Le Président de club, les élus, et le retour du refoulé

1 Mai 2021 , Rédigé par Blogue-note de Jean Klépal Publié dans #Yacht Club de la Pointe Rouge, Métropole Aix-Marseille-Provence, retour du refoulé, Réflexions sur la question juive, racisme

 

Le Yachting club de la Pointe Rouge (YCPR) est réputé bien au-delà de Marseille pour son importance et l’intérêt de ses activités.

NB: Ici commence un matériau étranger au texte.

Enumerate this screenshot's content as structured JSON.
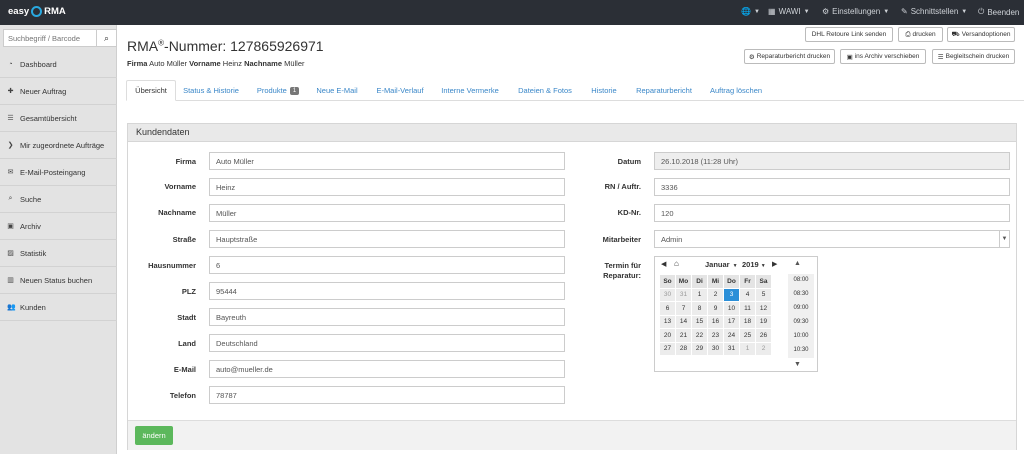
{
  "topbar": {
    "logo_left": "easy",
    "logo_right": "RMA",
    "nav": [
      {
        "label": "",
        "icon": "globe-icon"
      },
      {
        "label": "WAWI",
        "icon": "grid-icon"
      },
      {
        "label": "Einstellungen",
        "icon": "gear-icon"
      },
      {
        "label": "Schnittstellen",
        "icon": "wrench-icon"
      },
      {
        "label": "Beenden",
        "icon": "power-icon"
      }
    ]
  },
  "sidebar": {
    "search_placeholder": "Suchbegriff / Barcode",
    "items": [
      {
        "label": "Dashboard",
        "icon": "dashboard-icon"
      },
      {
        "label": "Neuer Auftrag",
        "icon": "plus-icon"
      },
      {
        "label": "Gesamtübersicht",
        "icon": "list-icon"
      },
      {
        "label": "Mir zugeordnete Aufträge",
        "icon": "chevron-right-icon"
      },
      {
        "label": "E-Mail-Posteingang",
        "icon": "envelope-icon"
      },
      {
        "label": "Suche",
        "icon": "search-icon"
      },
      {
        "label": "Archiv",
        "icon": "archive-icon"
      },
      {
        "label": "Statistik",
        "icon": "chart-icon"
      },
      {
        "label": "Neuen Status buchen",
        "icon": "barcode-icon"
      },
      {
        "label": "Kunden",
        "icon": "users-icon"
      }
    ]
  },
  "header": {
    "title_prefix": "RMA",
    "title_sup": "®",
    "title_suffix": "-Nummer: 127865926971",
    "sub": {
      "firma_label": "Firma",
      "firma_value": "Auto Müller",
      "vorname_label": "Vorname",
      "vorname_value": "Heinz",
      "nachname_label": "Nachname",
      "nachname_value": "Müller"
    }
  },
  "toolbar": {
    "dhl": "DHL Retoure Link senden",
    "print": "drucken",
    "shipping": "Versandoptionen",
    "repair_report_print": "Reparaturbericht drucken",
    "archive": "ins Archiv verschieben",
    "delivery_note": "Begleitschein drucken"
  },
  "tabs": [
    {
      "label": "Übersicht",
      "active": true
    },
    {
      "label": "Status & Historie"
    },
    {
      "label": "Produkte",
      "badge": "1"
    },
    {
      "label": "Neue E-Mail"
    },
    {
      "label": "E-Mail-Verlauf"
    },
    {
      "label": "Interne Vermerke"
    },
    {
      "label": "Dateien & Fotos"
    },
    {
      "label": "Historie"
    },
    {
      "label": "Reparaturbericht"
    },
    {
      "label": "Auftrag löschen"
    }
  ],
  "panel": {
    "title": "Kundendaten",
    "left_fields": [
      {
        "label": "Firma",
        "value": "Auto Müller"
      },
      {
        "label": "Vorname",
        "value": "Heinz"
      },
      {
        "label": "Nachname",
        "value": "Müller"
      },
      {
        "label": "Straße",
        "value": "Hauptstraße"
      },
      {
        "label": "Hausnummer",
        "value": "6"
      },
      {
        "label": "PLZ",
        "value": "95444"
      },
      {
        "label": "Stadt",
        "value": "Bayreuth"
      },
      {
        "label": "Land",
        "value": "Deutschland"
      },
      {
        "label": "E-Mail",
        "value": "auto@mueller.de"
      },
      {
        "label": "Telefon",
        "value": "78787"
      }
    ],
    "right_fields": [
      {
        "label": "Datum",
        "value": "26.10.2018 (11:28 Uhr)"
      },
      {
        "label": "RN / Auftr.",
        "value": "3336"
      },
      {
        "label": "KD-Nr.",
        "value": "120"
      },
      {
        "label": "Mitarbeiter",
        "value": "Admin"
      }
    ],
    "termin_label_1": "Termin für",
    "termin_label_2": "Reparatur:",
    "save_button": "ändern"
  },
  "calendar": {
    "month": "Januar",
    "year": "2019",
    "weekdays": [
      "So",
      "Mo",
      "Di",
      "Mi",
      "Do",
      "Fr",
      "Sa"
    ],
    "weeks": [
      [
        "30",
        "31",
        "1",
        "2",
        "3",
        "4",
        "5"
      ],
      [
        "6",
        "7",
        "8",
        "9",
        "10",
        "11",
        "12"
      ],
      [
        "13",
        "14",
        "15",
        "16",
        "17",
        "18",
        "19"
      ],
      [
        "20",
        "21",
        "22",
        "23",
        "24",
        "25",
        "26"
      ],
      [
        "27",
        "28",
        "29",
        "30",
        "31",
        "1",
        "2"
      ]
    ],
    "selected": "3",
    "times": [
      "08:00",
      "08:30",
      "09:00",
      "09:30",
      "10:00",
      "10:30"
    ]
  }
}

Son représentant siège de plein droit au Conseil des ports de plaisance mis en place par la Métropole Aix-Marseille-Provence.

Les feux de l’actualité viennent d’illuminer outre mesure ce club nautique, suite à une intervention aussi inconsidérée qu’inadmissible de son Président lors d’une réunion censée examiner des problèmes récurrents sur un des parkings lui appartenant.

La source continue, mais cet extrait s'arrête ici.